328 million people are currently locked down in China, the world’s biggest smartphone market.  Sales were already tumbling in Q1, when they were down 14%. Now the CEO of a top Chinese chipmaker has told investors demand has dropped “like a rock” and shows no sign of recovering.

This is going to come as a major shock to investors in the West, who have wanted to believe sales will always be growing at double-digit rates:

  • Apple, for example, was the world’s most valuable company for several years until Saudi Aramco replaced it last month
  • But it is still priced as if its earnings could grow at 8%/year for the next decade (using the Ben Graham formula)

Clearly, that isn’t going to happen. But don’t mention it to investors on Wall Street.

They have finally given up on the meme stocks popular during the US lockdowns like Robinhood (down 85% since August). But they are still in love with the FAANG+ stocks, even though these have also started to tumble.

The issue is that central banks have finally had to refocus on their true role, dealing with inflation. It was 8.3% in the USA last month, and likely to keep rising as the dramatic rises in fertiliser prices (up from $200/t in Q3 2020 to $1600/t) feed through into food prices.

In turn, they have given up on the so-called ‘Greenspan put’ and ‘Bernanke Theory’ that effectively claimed:

What is good for financial assets is good for the economy”

Investors stopped worrying about company performance. Instead, they became momentum traders, following the crowd into the most popular stocks:

  • If they wanted outsize returns, all they had to do was to wait for markets to slow
  • They could then happily ‘buy on the dips’ as the Fed pumped in more stimulus to support prices

But now those days are over. Fed Chair Jay Powell had to ‘take the pledge’  to focus on inflation in order to get re-appointed last week. And so investors are going to have to relearn the fundamental skills of company analysis, if they want to make money in stock markets.

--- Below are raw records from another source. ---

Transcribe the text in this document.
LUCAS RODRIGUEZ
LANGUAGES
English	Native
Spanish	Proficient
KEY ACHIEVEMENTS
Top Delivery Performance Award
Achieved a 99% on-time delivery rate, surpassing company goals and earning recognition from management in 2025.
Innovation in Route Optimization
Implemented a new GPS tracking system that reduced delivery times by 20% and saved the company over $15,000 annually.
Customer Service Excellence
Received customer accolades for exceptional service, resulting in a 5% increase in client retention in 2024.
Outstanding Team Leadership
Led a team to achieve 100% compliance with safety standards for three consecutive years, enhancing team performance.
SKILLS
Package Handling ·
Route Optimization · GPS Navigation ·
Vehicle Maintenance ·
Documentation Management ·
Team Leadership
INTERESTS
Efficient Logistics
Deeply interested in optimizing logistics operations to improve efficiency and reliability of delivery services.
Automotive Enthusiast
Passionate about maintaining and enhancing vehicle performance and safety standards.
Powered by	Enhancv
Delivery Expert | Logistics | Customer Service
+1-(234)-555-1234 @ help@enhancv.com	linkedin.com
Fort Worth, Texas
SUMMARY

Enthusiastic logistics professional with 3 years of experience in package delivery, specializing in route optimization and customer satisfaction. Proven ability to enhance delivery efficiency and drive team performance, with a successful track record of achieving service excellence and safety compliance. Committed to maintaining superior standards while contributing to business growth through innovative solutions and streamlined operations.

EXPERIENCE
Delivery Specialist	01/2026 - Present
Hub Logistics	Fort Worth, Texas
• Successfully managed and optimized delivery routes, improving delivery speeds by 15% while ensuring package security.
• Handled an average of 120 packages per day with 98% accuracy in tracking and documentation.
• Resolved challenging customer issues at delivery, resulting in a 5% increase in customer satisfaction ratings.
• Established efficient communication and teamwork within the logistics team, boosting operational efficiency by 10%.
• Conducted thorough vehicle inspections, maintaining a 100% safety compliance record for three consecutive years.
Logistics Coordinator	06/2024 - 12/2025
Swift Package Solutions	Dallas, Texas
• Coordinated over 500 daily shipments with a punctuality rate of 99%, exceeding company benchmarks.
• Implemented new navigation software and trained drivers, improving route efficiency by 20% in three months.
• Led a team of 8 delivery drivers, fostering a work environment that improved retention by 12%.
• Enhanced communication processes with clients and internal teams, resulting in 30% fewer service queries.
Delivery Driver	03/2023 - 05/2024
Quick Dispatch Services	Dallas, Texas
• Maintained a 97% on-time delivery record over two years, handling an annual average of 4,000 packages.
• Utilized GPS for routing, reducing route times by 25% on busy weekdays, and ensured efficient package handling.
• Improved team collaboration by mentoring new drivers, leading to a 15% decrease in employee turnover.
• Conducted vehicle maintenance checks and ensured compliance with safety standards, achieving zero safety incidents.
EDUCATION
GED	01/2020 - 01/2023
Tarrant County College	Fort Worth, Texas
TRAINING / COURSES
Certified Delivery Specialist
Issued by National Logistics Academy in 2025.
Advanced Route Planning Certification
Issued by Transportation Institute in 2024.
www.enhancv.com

As the chart shows, the smartphone market is unlikely to provide a happy hunting ground. It actually peaked in 2017 with annual sales of 1.55bn. And it was down 12% by Q1 this year, even before the warnings that sales would likely drop 200m by the end of the year.

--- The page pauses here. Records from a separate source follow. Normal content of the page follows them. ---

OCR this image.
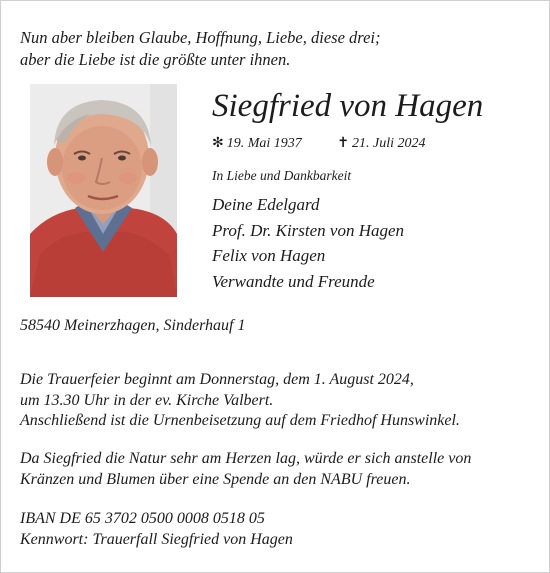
Nun aber bleiben Glaube, Hoffnung, Liebe, diese drei;
aber die Liebe ist die größte unter ihnen.
Siegfried von Hagen
✻ 19. Mai 1937	✝ 21. Juli 2024
In Liebe und Dankbarkeit
Deine Edelgard
Prof. Dr. Kirsten von Hagen
Felix von Hagen
Verwandte und Freunde
58540 Meinerzhagen, Sinderhauf 1
Die Trauerfeier beginnt am Donnerstag, dem 1. August 2024,
um 13.30 Uhr in der ev. Kirche Valbert.
Anschließend ist die Urnenbeisetzung auf dem Friedhof Hunswinkel.
Da Siegfried die Natur sehr am Herzen lag, würde er sich anstelle von
Kränzen und Blumen über eine Spende an den NABU freuen.
IBAN DE 65 3702 0500 0008 0518 05
Kennwort: Trauerfall Siegfried von Hagen
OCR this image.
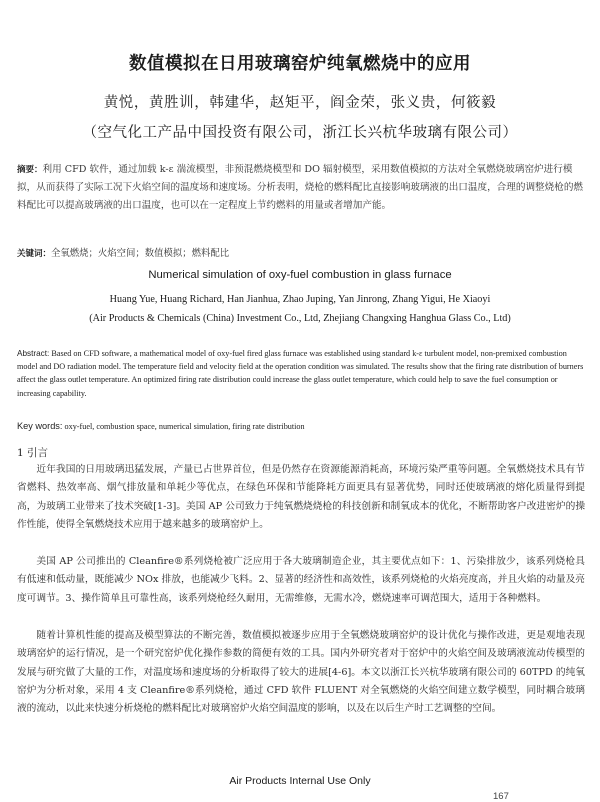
数值模拟在日用玻璃窑炉纯氧燃烧中的应用
黄悦，黄胜训，韩建华，赵矩平，阎金荣，张义贵，何筱毅
（空气化工产品中国投资有限公司，浙江长兴杭华玻璃有限公司）
摘要：利用 CFD 软件，通过加载 k-ε 湍流模型，非预混燃烧模型和 DO 辐射模型，采用数值模拟的方法对全氧燃烧玻璃窑炉进行模拟，从而获得了实际工况下火焰空间的温度场和速度场。分析表明，烧枪的燃料配比直接影响玻璃液的出口温度，合理的调整烧枪的燃料配比可以提高玻璃液的出口温度，也可以在一定程度上节约燃料的用量或者增加产能。
关键词：全氧燃烧；火焰空间；数值模拟；燃料配比
Numerical simulation of oxy-fuel combustion in glass furnace
Huang Yue, Huang Richard, Han Jianhua, Zhao Juping, Yan Jinrong, Zhang Yigui, He Xiaoyi
(Air Products & Chemicals (China) Investment Co., Ltd, Zhejiang Changxing Hanghua Glass Co., Ltd)
Abstract: Based on CFD software, a mathematical model of oxy-fuel fired glass furnace was established using standard k-ε turbulent model, non-premixed combustion model and DO radiation model. The temperature field and velocity field at the operation condition was simulated. The results show that the firing rate distribution of burners affect the glass outlet temperature. An optimized firing rate distribution could increase the glass outlet temperature, which could help to save the fuel consumption or increasing capability.
Key words: oxy-fuel, combustion space, numerical simulation, firing rate distribution
1 引言

近年我国的日用玻璃迅猛发展，产量已占世界首位，但是仍然存在资源能源消耗高，环境污染严重等问题。全氧燃烧技术具有节省燃料、热效率高、烟气排放量和单耗少等优点，在绿色环保和节能降耗方面更具有显著优势，同时还使玻璃液的熔化质量得到提高，为玻璃工业带来了技术突破[1-3]。美国 AP 公司致力于纯氧燃烧烧枪的科技创新和制氧成本的优化，不断帮助客户改进密炉的操作性能，使得全氧燃烧技术应用于越来越多的玻璃窑炉上。

美国 AP 公司推出的 Cleanfire®系列烧枪被广泛应用于各大玻璃制造企业，其主要优点如下：1、污染排放少，该系列烧枪具有低速和低动量，既能减少 NOx 排放，也能减少飞料。2、显著的经济性和高效性，该系列烧枪的火焰亮度高，并且火焰的动量及亮度可调节。3、操作简单且可靠性高，该系列烧枪经久耐用，无需维修，无需水冷，燃烧速率可调范围大，适用于各种燃料。

随着计算机性能的提高及模型算法的不断完善，数值模拟被逐步应用于全氧燃烧玻璃窑炉的设计优化与操作改进，更是观地表现玻璃窑炉的运行情况，是一个研究窑炉优化操作参数的简便有效的工具。国内外研究者对于窑炉中的火焰空间及玻璃液流动传模型的发展与研究做了大量的工作，对温度场和速度场的分析取得了较大的进展[4-6]。本文以浙江长兴杭华玻璃有限公司的 60TPD 的纯氧窑炉为分析对象，采用 4 支 Cleanfire®系列烧枪，通过 CFD 软件 FLUENT 对全氧燃烧的火焰空间建立数学模型，同时耦合玻璃液的流动，以此来快速分析烧枪的燃料配比对玻璃窑炉火焰空间温度的影响，以及在以后生产时工艺调整的空间。

Air Products Internal Use Only
167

MARKETS ARE POLARISING BETWEEN HIGH VALUE AND LOW COST

The second chart shows the problem that investors face. Apple’s sales have been fairly steady over the past decade, averaging around 15% of the market. And its position was protected until recently by Samsung as the market leader. It produced lower-quality phones at a mid-market price, allowing Apple to focus on the premium market.

But now Samsung’s market share has fallen from 1/3rd of the market to around 20%. And the quality of the low-cost producers in China such as Xiaomi, OPPO and Vivo has been improving all the time. This means the market has become much more competitive.

Already Apple has had to start cannibalising its own market by selling older iPhones at mid-market prices. And it faces increasing threats to its highly lucrative App Store commissions as regulators probe whether it violates competition rules.

The market downturn couldn’t have come at a worse time for Apple. It was already facing major supply chain chaos in Q2. And now it has to face a major decline in the smartphone market itself. Inevitably this will lead to a brutal battle for market share as companies struggle to survive.